According to the provisions of 6.3 of the “Guidelines”, “the platform operator must maintain the liquid capital not less than the platform operator's specified liquid capital at all times”, and the calculation basis and warning line of the liquid capital are given in detail (6.3, 6.8). However, the reality is that most cryptocurrency trading platforms do not hold liquid assets in the traditional sense, but hold a large number of different types of cryptocurrency assets, and the liquidity and risks of these assets are very different. For example, from the financial statements released after FTX‘s bankruptcy, it can be seen that FTX mainly holds various cryptocurrencies, and the rapid drying up of cryptocurrencies’ liquidity under certain conditions is one of the main reasons for FTXs bankruptcy. Therefore, in terms of financial soundness, the China Securities Regulatory Commission may need to make special regulations on liquidity supervision.

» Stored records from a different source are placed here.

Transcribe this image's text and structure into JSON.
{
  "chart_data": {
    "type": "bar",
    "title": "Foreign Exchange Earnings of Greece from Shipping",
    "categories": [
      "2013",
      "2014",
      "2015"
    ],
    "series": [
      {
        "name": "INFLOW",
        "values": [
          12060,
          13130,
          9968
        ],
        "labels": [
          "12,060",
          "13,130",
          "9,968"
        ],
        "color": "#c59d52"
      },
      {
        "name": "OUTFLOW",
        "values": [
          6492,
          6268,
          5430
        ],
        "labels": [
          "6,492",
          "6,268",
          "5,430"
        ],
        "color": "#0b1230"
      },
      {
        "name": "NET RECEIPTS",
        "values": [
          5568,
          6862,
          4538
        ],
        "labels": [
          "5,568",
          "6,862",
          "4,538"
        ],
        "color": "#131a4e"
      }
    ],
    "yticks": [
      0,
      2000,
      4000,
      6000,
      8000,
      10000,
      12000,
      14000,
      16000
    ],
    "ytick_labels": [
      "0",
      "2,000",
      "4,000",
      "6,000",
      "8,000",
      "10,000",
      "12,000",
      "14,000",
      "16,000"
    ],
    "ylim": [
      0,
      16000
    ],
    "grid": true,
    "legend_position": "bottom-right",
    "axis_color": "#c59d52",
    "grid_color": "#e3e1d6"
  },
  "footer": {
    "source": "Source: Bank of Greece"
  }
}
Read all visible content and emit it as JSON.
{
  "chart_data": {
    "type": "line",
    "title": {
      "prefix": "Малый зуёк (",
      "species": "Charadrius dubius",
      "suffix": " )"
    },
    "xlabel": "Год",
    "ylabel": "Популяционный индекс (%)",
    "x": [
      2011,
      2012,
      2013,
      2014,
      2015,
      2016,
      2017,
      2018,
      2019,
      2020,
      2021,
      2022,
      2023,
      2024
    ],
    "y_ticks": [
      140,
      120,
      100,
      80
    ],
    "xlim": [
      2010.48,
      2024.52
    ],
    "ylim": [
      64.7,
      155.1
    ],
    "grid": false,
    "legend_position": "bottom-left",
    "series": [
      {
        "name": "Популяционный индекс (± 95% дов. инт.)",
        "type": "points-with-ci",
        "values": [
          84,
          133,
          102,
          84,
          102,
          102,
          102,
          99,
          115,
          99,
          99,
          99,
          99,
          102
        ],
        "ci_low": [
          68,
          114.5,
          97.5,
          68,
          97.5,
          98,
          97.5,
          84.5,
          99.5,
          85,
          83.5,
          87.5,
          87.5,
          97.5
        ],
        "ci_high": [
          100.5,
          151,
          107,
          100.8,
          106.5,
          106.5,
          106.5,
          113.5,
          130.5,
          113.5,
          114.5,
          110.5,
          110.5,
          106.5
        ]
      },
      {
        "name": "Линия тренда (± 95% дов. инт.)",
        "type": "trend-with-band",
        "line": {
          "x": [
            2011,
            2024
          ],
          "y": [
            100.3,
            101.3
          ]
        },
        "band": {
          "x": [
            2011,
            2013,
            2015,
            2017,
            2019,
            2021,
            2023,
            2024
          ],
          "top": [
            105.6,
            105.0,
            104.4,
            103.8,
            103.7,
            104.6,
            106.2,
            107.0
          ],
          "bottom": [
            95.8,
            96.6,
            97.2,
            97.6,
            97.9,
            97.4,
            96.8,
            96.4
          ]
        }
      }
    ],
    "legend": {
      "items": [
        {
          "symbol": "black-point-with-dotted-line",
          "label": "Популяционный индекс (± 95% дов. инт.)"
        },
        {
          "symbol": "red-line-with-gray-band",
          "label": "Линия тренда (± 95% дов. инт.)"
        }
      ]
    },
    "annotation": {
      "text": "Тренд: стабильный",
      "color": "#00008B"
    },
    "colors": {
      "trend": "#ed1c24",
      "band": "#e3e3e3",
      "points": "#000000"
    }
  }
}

Fourth, write at the end of the text

Due to the impact of the epidemic and geopolitics, Hong Kong's status as an international financial center has been challenged in the past few years, and the release of this “Consultation Document” is nothing less than a strong declaration by the Hong Kong government to consolidate its status as an international financial center. It can be compared to the modern foreign exchange market that emerged after the disintegration of the Bretton Woods system in the 1970s. It deserves not only the attention of Web3.0 practitioners, but also the attention of all practitioners in the financial industry.

Disclaimer:

The views in this article only represent the author's personal views, and do not constitute investment advice on this platform. This platform does not guarantee the accuracy, completeness and timeliness of the information in the article, and will not be liable for any loss caused by the use of or reliance on the information in the article.